Bribery in College
Admissions
Americans believe
that our country is a meritocracy. Each person reaches the level in
society that corresponds to their particular accomplishments. In a
meritocracy no one gets ahead because they are rich, because their
parents are famous, or because their relatives are wealthy and
powerful. But along comes the college admissions scandal where people
spent very large amounts of money to get their children into decent
colleges even though the youngsters did not qualify to attend those
institutions. College admissions are not a meritocracy.
These bribery
cases have produced an enormous uproar because they show very clearly
that those who believe that they live in a meritocracy are just
fooling themselves. They are, of course, also denying the grim facts
of American life where the color of your skin has a lot more to do
with where you end up in society than your hard work and abilities.
Native Americans, Hispanics, African-Americans and many other groups
most definitely do not live in a meritocracy. Neither--the college
admissions scandal shows--do whites.
It is important to
repeat this well-known fact simply because so many people are taken
in by the drumbeat of propaganda that claims that all it takes to
succeed in America is hard work. That's clearly false and this
scandal is just one more piece of evidence.
But the scandal
conveys other messages about our culture which deserve closer
attention. Ask yourself: what were these parents trying to do? Their
children seemed, on the whole, not interested in being educated.
Their high school performance had been mediocre or worse. And they
were apparently not interested in learning. Learning requires effort.
Without effort and work a good education is out of reach. Getting
into a good school will not provide you with a good education if you
are not prepared to work in your classes. So what were the parents
willing to spend half a million for? They were trying to build the
brand of their hapless children, to burnish their façade and make
them appear what in fact they were not.

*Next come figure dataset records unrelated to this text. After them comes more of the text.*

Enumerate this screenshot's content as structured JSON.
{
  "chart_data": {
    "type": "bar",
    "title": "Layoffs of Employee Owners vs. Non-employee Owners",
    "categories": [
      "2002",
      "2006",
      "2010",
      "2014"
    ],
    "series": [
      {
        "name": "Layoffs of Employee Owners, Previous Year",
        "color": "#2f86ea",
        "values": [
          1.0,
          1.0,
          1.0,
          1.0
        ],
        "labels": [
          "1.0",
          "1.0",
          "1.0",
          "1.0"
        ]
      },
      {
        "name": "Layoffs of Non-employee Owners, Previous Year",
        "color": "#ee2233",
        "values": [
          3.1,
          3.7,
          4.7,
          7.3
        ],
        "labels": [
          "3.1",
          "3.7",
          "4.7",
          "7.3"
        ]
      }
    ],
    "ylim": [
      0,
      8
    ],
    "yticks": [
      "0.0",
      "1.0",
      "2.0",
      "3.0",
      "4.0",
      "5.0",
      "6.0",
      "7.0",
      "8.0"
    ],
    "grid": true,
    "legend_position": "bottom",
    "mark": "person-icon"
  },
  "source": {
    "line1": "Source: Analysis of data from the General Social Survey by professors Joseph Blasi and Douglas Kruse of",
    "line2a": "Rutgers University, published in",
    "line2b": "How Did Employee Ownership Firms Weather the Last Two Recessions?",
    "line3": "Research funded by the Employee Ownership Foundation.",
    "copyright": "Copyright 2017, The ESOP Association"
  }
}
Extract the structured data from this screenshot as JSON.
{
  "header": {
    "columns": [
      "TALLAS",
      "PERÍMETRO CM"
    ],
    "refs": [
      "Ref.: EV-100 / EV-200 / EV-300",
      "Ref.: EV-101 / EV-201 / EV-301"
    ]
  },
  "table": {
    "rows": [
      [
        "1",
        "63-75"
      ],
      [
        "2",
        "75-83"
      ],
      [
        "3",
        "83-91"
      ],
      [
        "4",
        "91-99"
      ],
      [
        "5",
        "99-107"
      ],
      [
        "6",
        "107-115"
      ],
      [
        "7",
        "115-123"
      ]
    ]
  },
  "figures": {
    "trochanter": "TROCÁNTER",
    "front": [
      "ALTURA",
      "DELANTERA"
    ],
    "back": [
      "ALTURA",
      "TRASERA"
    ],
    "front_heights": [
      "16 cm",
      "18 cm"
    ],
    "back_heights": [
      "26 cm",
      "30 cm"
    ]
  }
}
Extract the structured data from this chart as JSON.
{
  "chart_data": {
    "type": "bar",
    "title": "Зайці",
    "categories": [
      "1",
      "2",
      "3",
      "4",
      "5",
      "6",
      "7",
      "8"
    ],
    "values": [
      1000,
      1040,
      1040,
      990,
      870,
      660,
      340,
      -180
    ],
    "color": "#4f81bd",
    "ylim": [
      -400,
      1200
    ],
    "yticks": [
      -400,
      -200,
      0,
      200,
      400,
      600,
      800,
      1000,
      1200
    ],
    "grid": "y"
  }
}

They were launching their
offspring into a world where appearances counted for everything and
reality was constantly asking to be reconstructed, reinterpreted and
even reinvented.
"Meritocracy
does not exist" these parents tell their children. To get ahead
you need to have a record that appears impressive because, for
instance, you went to Harvard or Stanford – and hopefully managed
to graduate. The fact that you cheated your way into these schools
when your parents paid bribes to the soccer coach is of no importance
as long as it remains a secret. You do not need to be competent; you
only need to have a record that suggests competence and that record
is for sale. Integrity, trustworthiness are of no importance. No one
cares, or should care about being honest and decent. The only thing
that matters is the appearance you managed to create.
None of this would
be of any importance if the dishonesty were the failure of a small
number of people, the few bad apples in the large barrel of honorable
and upstanding Americans. But that is unfortunately not what this
scandal represents. Valuing appearances, what you look like more than
what you really are, is a significant theme in our culture. Many
politicians are quite shameless in presenting themselves as very
different kinds of people to different groups of voters. If you write
a letter to an elected official you are more likely than not to
receive a reply protesting the officials' total agreement with you
regardless of what it is you had written.
Important persons
in public life have someone who speaks for them. Their job is to make
that employer look good and to increase their popularity. If in the
course of this effort, the spokesperson misrepresents the truth, no
one is surprised or outraged. The standing of persons in public life
is not affected by their moral integrity or that of the people who
speak for them.
Making one's
clients look good regardless of what kinds of persons they are is a
lucrative profession in the United States. According to one of the
associations of public relations practitioners “At its core, public
relations is about influencing, engaging and building a relationship
with key stakeholders across a myriad of platforms in order to shape
and frame the public perception of an organization.” You can make a
living in our country by making people appear competent who are not
and make officials appear reliable who are actually quite dishonest.
Looking good is what matters. Being good is much less important.
The college
admissions scandal shows what that attitude leads to. Public life
becomes an intricate game of deception. At issue is always how many
people you can deceive into trusting , into believing that you have
their interest at heart while, in fact, all you care about is getting
elected to the next higher office, keeping your name in front of the
public, promoting your brand.
Public life,
politics, affects the quality of life of many citizens in so far as
it provides, or takes away, their chance to get a decent education,
to have good health care available, to keep a roof over their head,
and food in their kitchens. In the interest of appearing as champions
of law and order, politicians, for instance, neglect the prisons
under their control and force prisoners to live under inhumane
conditions. Children go hungry so that politicians can show that they
value hard work and do not give away tax payers money to "welfare
cheats."
Playing the game
of appearances, our leaders not only perpetuate immorality but they
play cruel games with the lives of the citizens they pretend to value
and care for. The college admissions scandal is a reminder of the
pervasive corruption of public life.